Meilleure prise en compte des trimestres AVPF et AVA
Les trimestres acquis au titre de l’assurance vieillesse du parent au foyer (AVPF) ainsi que de l’assurance vieillesse des aidants (AVA), créée par le projet de loi (voir §§ 1-26 à 1-29), seraient pris en compte au titre des trimestres réputés cotisés pour le bénéfice de la retraite anticipée carrière longue (projet de loi art. 8, I, 6°, c).
Ces trimestres seraient retenus dans une limite précisée ultérieurement par décret, mais qui devrait être de 4 trimestres, selon l’exposé des motifs du projet de loi.
Retraite anticipée pour les assurés handicapés
Dispositif actuel
Le droit à une retraite anticipée dès 55 ans est ouvert, sous certaines conditions, aux assurés handicapés. Sont concernés les salariés et travailleurs indépendants relevant du régime général, les salariés agricoles, les travailleurs non salariés des professions agricoles ainsi que les professions libérales et les avocats (c. séc. soc. art. L. 351-1-3, L. 634-2, L. 643-3, III, L. 653-2, III et L. 723-10-1, III ; c. rural art. L. 732-18-1 et L. 732-18-2).
La retraite anticipée est subordonnée à trois conditions cumulatives (c. séc. soc. art. L. 351-1-3, D. 351-1-5 et D. 351-1-6) :
-une durée totale d’assurance ;
-une durée cotisée ;
-une situation de handicap (taux d’incapacité permanente d’au moins 50 % ou handicap équivalent) justifiée tout au long de chacune de ces durées (dite « condition de concomitance » entre les périodes d’assurance et la situation de handicap).

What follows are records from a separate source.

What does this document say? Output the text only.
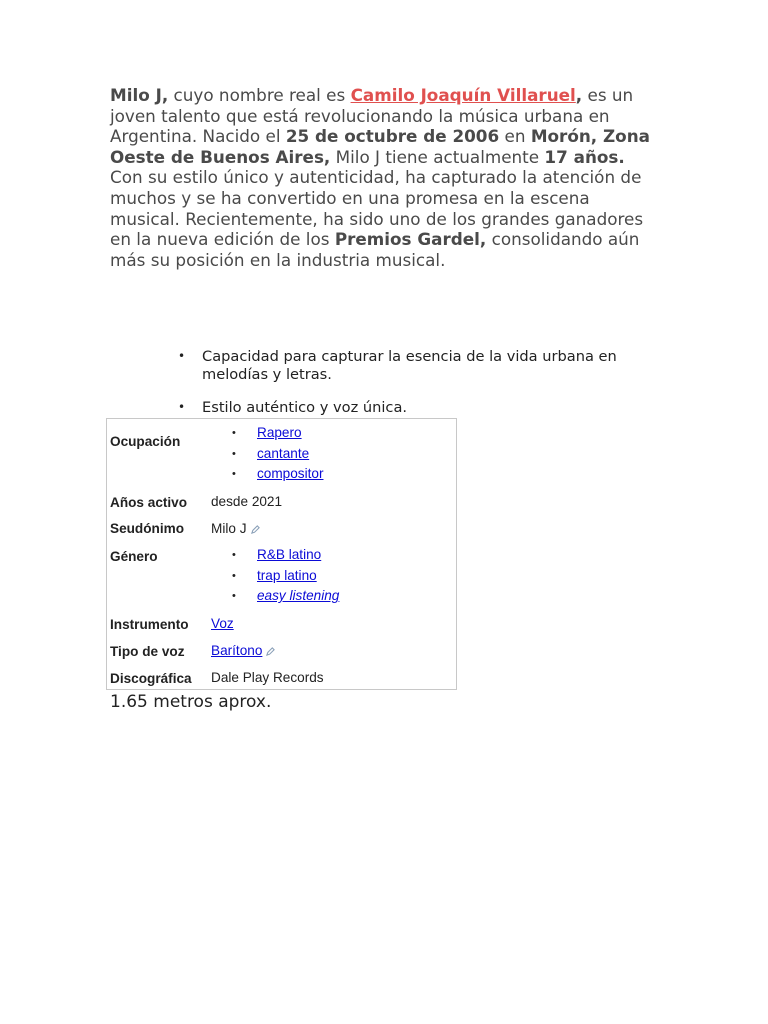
Milo J, cuyo nombre real es Camilo Joaquín Villaruel, es un joven talento que está revolucionando la música urbana en Argentina. Nacido el 25 de octubre de 2006 en Morón, Zona Oeste de Buenos Aires, Milo J tiene actualmente 17 años. Con su estilo único y autenticidad, ha capturado la atención de muchos y se ha convertido en una promesa en la escena musical. Recientemente, ha sido uno de los grandes ganadores en la nueva edición de los Premios Gardel, consolidando aún más su posición en la industria musical.

• Capacidad para capturar la esencia de la vida urbana en melodías y letras.
• Estilo auténtico y voz única.
Ocupación
• Rapero
• cantante
• compositor
Años activo desde 2021
Seudónimo Milo J
Género	• R&B latino
• trap latino
• easy listening
Instrumento Voz
Tipo de voz Barítono
Discográfica Dale Play Records
1.65 metros aprox.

Assouplissement des conditions d’accès au dispositif
Le projet de loi prévoit de supprimer la double condition de trimestres validés (durée totale d’assurance) et cotisés pour ne garder que celle se rapportant aux trimestres cotisés (projet de loi art. 8, I, 7°).
Pourraient donc bénéficier du dispositif les assurés handicapés qui ont accompli, alors qu'ils étaient atteints d'une incapacité permanente, une durée d'assurance dans le régime général et, le cas échéant, dans un ou plusieurs autres régimes obligatoires au moins égale à une limite définie par décret, cette durée ayant donné lieu à cotisations à la charge de l'assuré.
Un décret sera nécessaire pour adapter les dispositions réglementaires. C’est à ce moment que l’on connaîtra d’ailleurs les durées cotisées requises dans le cadre du dispositif rénové.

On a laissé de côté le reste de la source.